Одно он знал наверняка: остановки быть не должно. Остановка машины — это смерть для доверившихся ему людей на кунгасах, это выброшенный на скалы буксир, на котором, находится самое дорогое, что у него есть в жизни, — дочка его, Саня-хозяйка.

Посмотрев на стрелки приборов, показывающие обороты двигателя, давление и температуру охлаждающей воды и масла, он решил, что все как будто нормально.

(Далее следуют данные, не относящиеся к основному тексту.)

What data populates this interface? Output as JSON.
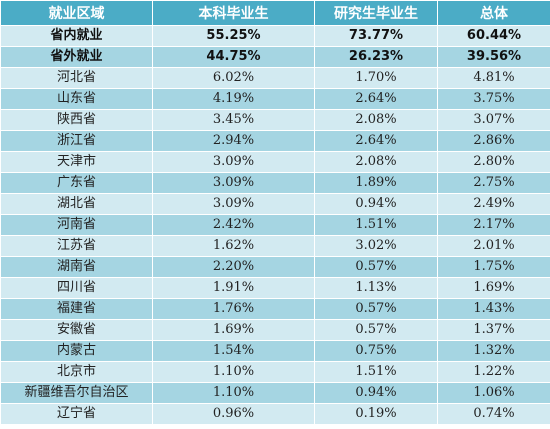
{
  "colors": {
    "header_bg": "#4bacc6",
    "row_light": "#d2eaf1",
    "row_dark": "#a5d5e2"
  },
  "table": {
    "headers": [
      "就业区域",
      "本科毕业生",
      "研究生毕业生",
      "总体"
    ],
    "rows": [
      {
        "region": "省内就业",
        "undergrad": "55.25%",
        "graduate": "73.77%",
        "overall": "60.44%",
        "bold": true
      },
      {
        "region": "省外就业",
        "undergrad": "44.75%",
        "graduate": "26.23%",
        "overall": "39.56%",
        "bold": true
      },
      {
        "region": "河北省",
        "undergrad": "6.02%",
        "graduate": "1.70%",
        "overall": "4.81%"
      },
      {
        "region": "山东省",
        "undergrad": "4.19%",
        "graduate": "2.64%",
        "overall": "3.75%"
      },
      {
        "region": "陕西省",
        "undergrad": "3.45%",
        "graduate": "2.08%",
        "overall": "3.07%"
      },
      {
        "region": "浙江省",
        "undergrad": "2.94%",
        "graduate": "2.64%",
        "overall": "2.86%"
      },
      {
        "region": "天津市",
        "undergrad": "3.09%",
        "graduate": "2.08%",
        "overall": "2.80%"
      },
      {
        "region": "广东省",
        "undergrad": "3.09%",
        "graduate": "1.89%",
        "overall": "2.75%"
      },
      {
        "region": "湖北省",
        "undergrad": "3.09%",
        "graduate": "0.94%",
        "overall": "2.49%"
      },
      {
        "region": "河南省",
        "undergrad": "2.42%",
        "graduate": "1.51%",
        "overall": "2.17%"
      },
      {
        "region": "江苏省",
        "undergrad": "1.62%",
        "graduate": "3.02%",
        "overall": "2.01%"
      },
      {
        "region": "湖南省",
        "undergrad": "2.20%",
        "graduate": "0.57%",
        "overall": "1.75%"
      },
      {
        "region": "四川省",
        "undergrad": "1.91%",
        "graduate": "1.13%",
        "overall": "1.69%"
      },
      {
        "region": "福建省",
        "undergrad": "1.76%",
        "graduate": "0.57%",
        "overall": "1.43%"
      },
      {
        "region": "安徽省",
        "undergrad": "1.69%",
        "graduate": "0.57%",
        "overall": "1.37%"
      },
      {
        "region": "内蒙古",
        "undergrad": "1.54%",
        "graduate": "0.75%",
        "overall": "1.32%"
      },
      {
        "region": "北京市",
        "undergrad": "1.10%",
        "graduate": "1.51%",
        "overall": "1.22%"
      },
      {
        "region": "新疆维吾尔自治区",
        "undergrad": "1.10%",
        "graduate": "0.94%",
        "overall": "1.06%"
      },
      {
        "region": "辽宁省",
        "undergrad": "0.96%",
        "graduate": "0.19%",
        "overall": "0.74%"
      }
    ]
  }
}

— Вот шторм как усилится, вы все равно весь груз за борт выбросите. Не сбудете же вы соль жалеть, когда... — начал было снова юнга.

— Соль! — перебил Софрон. — Да ты понимаешь, что значит для рыбаков соль? Да по мне лучше самому за борт, чем оставить артель без соли. Без соли вся рыбацкая работа насмарку. Соль везут к нам за тысячи миль. . . Валяй-ка, друг, в кубрик, не мельтеши перед глазами.

Опустив голову, Коля вернулся в кубрик.

— Ну-ка, помоги! Порежь на кусочки, им на ветру это несподручно,— протянула Саня балычки горбуши Вите.

Он пробует перочинным ножом разрезать твердую рыбину. Нож не режет, а скользит по хребту; руками разорвать, что ли?

— Дай сюда; горе-помощник. — Саня выхватывает у Вити рыбу, ловко режет ее на ровные кусочки. — Держи-ись!

Потеряв равновесие, Витя растянулся на палубе. Коля поднял товарища.

— Стукнулся? Стукнулся головой?

— Ничего, — стараясь скрыть боль, отвечает Витя.

— Его тоже нужно привинтить, чтоб ноги не разъезжались,— смеется девочка, укладывая рыбу в мешки.

— А ты молчи! За собой смотри,—обижается за Витю Коля. Он снова подходит к иллюминатору, утыкается носом в толстое запотевшее стекло.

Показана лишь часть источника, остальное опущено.